The Serbian incumbent Telekom Srbija is rarely out of the news these days.
Late last month, it issued commercial bonds for the first time to the tune of RSD23.5 billion (€199.2 million). Although some were bought by the National Bank of Serbia (NBS), the latter has since claimed reports that it spent €100 million are wildly exaggerated. Yet despite this, the issue should help Telekom Srbija in its stated aim of financing its “business needs, including refinancing of existing financial obligations and financing the improvement of business activities”.
The last decade, and in particular the period since late 2018, have been particularly eventful for the Serbian incumbent. Back in 2011, the government rejected a bid of €1.1 billion from Telekom Austria for a 51% stake in the company, and four years later it again called off its privatisation after receiving bids from several parties including the fund Apollo.
Although speculation about a sale continued for some time afterwards, a major shift took place two years ago when the government – the Serbian state remains the company’s main shareholder – decided to make Telekom Srbija a major player in the Balkan region.

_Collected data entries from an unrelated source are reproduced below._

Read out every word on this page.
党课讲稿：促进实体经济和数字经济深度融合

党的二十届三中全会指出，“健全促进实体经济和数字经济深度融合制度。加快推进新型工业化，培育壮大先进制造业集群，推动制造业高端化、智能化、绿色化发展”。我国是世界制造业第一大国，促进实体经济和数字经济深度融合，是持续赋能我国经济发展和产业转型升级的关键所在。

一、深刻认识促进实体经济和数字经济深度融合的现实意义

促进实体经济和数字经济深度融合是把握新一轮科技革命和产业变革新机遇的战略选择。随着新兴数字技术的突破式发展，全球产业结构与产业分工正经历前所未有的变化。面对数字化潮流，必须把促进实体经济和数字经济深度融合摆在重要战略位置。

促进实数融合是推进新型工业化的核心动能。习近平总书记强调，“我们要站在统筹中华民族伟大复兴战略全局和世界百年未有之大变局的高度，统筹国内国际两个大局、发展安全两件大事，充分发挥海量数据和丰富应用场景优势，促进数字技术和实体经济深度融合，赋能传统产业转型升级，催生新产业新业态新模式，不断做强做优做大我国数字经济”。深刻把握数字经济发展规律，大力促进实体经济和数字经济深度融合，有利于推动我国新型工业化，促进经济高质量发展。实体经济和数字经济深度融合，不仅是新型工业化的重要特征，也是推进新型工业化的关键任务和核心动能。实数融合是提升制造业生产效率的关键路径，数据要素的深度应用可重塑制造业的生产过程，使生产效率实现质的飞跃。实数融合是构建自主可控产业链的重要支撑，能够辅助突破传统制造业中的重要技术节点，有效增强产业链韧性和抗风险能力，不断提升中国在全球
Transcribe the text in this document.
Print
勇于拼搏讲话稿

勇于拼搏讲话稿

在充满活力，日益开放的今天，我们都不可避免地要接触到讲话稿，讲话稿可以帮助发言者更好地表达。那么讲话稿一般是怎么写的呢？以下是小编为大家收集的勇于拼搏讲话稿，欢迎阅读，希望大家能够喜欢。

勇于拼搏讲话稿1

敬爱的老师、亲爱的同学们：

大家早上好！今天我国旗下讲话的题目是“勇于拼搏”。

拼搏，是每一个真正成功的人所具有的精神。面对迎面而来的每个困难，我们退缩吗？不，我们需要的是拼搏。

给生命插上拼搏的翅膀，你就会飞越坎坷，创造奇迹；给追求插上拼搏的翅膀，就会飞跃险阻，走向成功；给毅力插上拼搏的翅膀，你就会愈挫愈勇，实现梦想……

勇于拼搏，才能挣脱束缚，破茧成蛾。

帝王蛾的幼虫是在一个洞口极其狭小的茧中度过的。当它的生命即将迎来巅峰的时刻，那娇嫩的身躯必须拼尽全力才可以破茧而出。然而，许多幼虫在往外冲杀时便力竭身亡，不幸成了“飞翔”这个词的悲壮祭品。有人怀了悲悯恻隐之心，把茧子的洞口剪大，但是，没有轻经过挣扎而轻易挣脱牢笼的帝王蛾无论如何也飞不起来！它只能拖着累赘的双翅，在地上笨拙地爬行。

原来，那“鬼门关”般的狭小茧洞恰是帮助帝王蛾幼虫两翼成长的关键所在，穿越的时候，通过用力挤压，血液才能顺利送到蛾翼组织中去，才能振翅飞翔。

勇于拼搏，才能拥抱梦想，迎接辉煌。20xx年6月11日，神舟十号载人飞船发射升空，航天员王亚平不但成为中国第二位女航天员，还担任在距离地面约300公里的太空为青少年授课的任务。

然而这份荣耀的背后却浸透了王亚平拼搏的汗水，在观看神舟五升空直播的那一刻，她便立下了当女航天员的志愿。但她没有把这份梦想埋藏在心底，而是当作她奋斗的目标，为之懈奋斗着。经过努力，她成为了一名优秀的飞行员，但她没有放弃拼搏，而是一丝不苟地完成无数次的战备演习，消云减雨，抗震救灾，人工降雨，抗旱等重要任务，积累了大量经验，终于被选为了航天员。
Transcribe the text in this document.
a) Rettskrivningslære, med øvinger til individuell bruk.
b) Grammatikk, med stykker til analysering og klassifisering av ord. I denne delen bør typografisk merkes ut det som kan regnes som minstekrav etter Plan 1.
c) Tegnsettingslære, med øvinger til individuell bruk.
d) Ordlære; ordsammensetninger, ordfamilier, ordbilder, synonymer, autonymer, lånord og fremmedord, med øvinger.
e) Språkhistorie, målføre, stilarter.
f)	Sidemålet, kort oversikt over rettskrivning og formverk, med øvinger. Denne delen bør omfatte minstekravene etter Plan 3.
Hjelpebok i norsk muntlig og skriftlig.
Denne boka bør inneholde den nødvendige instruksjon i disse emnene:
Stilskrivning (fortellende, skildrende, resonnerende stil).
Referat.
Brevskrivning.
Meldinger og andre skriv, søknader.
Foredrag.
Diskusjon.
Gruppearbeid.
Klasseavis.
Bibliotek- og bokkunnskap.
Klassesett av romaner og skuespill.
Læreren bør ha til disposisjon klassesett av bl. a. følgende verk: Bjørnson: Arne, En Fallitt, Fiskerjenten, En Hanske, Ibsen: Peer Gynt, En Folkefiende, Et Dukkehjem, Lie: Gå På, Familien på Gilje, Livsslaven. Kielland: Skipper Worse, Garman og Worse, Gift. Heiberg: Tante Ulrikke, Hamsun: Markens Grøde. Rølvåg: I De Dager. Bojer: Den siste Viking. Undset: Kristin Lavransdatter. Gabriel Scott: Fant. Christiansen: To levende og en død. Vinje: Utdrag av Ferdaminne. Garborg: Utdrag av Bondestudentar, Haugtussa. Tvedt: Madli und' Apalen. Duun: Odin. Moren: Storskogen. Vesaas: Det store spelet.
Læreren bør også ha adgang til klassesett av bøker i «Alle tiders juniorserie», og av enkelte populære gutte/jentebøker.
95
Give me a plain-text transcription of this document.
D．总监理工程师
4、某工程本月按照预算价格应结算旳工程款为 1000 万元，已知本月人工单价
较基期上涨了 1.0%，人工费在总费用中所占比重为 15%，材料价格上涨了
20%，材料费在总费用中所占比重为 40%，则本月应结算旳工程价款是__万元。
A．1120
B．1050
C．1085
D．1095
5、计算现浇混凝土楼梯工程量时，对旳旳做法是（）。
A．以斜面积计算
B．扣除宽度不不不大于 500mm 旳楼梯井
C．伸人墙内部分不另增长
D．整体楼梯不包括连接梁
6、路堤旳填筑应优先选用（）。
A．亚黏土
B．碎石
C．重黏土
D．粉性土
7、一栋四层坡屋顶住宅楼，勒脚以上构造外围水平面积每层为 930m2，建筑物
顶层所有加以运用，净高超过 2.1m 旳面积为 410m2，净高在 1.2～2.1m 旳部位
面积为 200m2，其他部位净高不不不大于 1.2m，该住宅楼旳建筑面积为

As well as acquiring several operators including Kopernikus Technology, Telemark, Radijus vector and AVcom in its home market, the telco went on to also buy Blicnet and Telrad Net in Bosnia through its local subsidiary M-Tel as well as target Ipko in Kosovo. It was at one stage also linked with Telekom Albania and Bulgaria’s Vivacom.
While Telekom Srbija’s “million plus strategy” has certainly yielded results – the company expects to have up to 3 million internet and TV users by the end of this year and to be worth up to €4 billion by 2023 – there is another side to its success story. It remains in a bitter dispute with Serbia Broadband (SBB) and its owner United Group that got particularly nasty at the start of this year in a so-called ‘cable war’ about the carriage of United’s channels on Telekom Srbija’s networks. Both sides continue to spar and in August the telco decided to sue United Group for allegedly running a negative campaign against it for the last two years.
In the same month, the VP of the opposition People’s Party Miroslav Aleksic filed a complaint against Telekom Srbija for what was termed the illegal acquisition of several cable operators. Effectively, the telco stands accused of squandering public money by overpaying for its purchases – something that it has denied.
Expect this story to run for some time to come.